Le maire de New York, Eric Adams, fait face à cinq chefs d’accusation fédéraux, notamment pour corruption, fraude, et sollicitation de dons illégaux de campagnes étrangères. Malgré ces accusations, il a déclaré jeudi qu’il resterait en fonction, exhortant les New-Yorkais à entendre sa défense avant de le juger. Adams a insisté sur son innocence lors d’une conférence de presse bruyante à Gracie Mansion, entouré de ses partisans.
L’acte d’accusation, descellé jeudi après une perquisition dans la résidence officielle du maire, fait suite à une enquête qui a débuté en 2021. Les procureurs allèguent qu’Adams aurait conspiré avec des acteurs étrangers, notamment le gouvernement turc, pour recevoir des contributions illégales en échange de faveurs politiques. Le stratagème aurait commencé lorsqu’Adams était président de l’arrondissement de Brooklyn et se serait poursuivi après son élection en tant que maire en 2021.
Selon l’acte d’accusation, Adams, 64 ans, aurait été « comblé » de cadeaux luxueux, y compris des billets d’avion gratuits, des repas et des séjours dans des hôtels de luxe, notamment de la part d’étrangers fortunés et d’un responsable turc. Les procureurs affirment qu’Adams a tenté de dissimuler ces dons, en prétendant parfois qu’il les avait payés de sa poche. La valeur totale de ces cadeaux est estimée à plus de 100 000 dollars.

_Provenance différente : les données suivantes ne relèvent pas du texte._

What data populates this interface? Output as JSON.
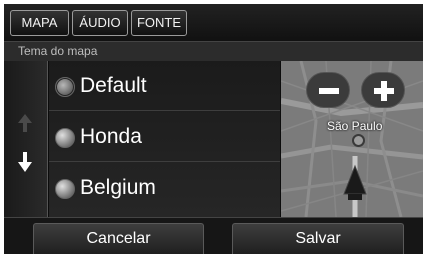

En contrepartie, Adams aurait fait pression sur des responsables municipaux pour approuver un projet de construction du consulat turc à Manhattan, malgré les inquiétudes soulevées concernant la sécurité. Un responsable des services d’incendie, chargé de l’évaluation de la sécurité, a déclaré qu’il avait reçu des pressions pour approuver le projet, sous peine de perdre son emploi.
Damian Williams, procureur américain du district sud de New York, a affirmé lors d’une conférence de presse que ce complot de plusieurs années visait à obtenir les faveurs d’Adams. « Année après année, il a abusé de la confiance du public », a-t-il déclaré.
Adams, qui a été élu maire de New York sur la promesse de lutter contre la criminalité et de restaurer l’ordre à l’hôtel de ville, s’est présenté comme une victime d’une enquête injuste. Il a fermement déclaré qu’il ne démissionnerait pas, malgré les appels à sa démission de nombreux élus et de certains de ses opposants politiques.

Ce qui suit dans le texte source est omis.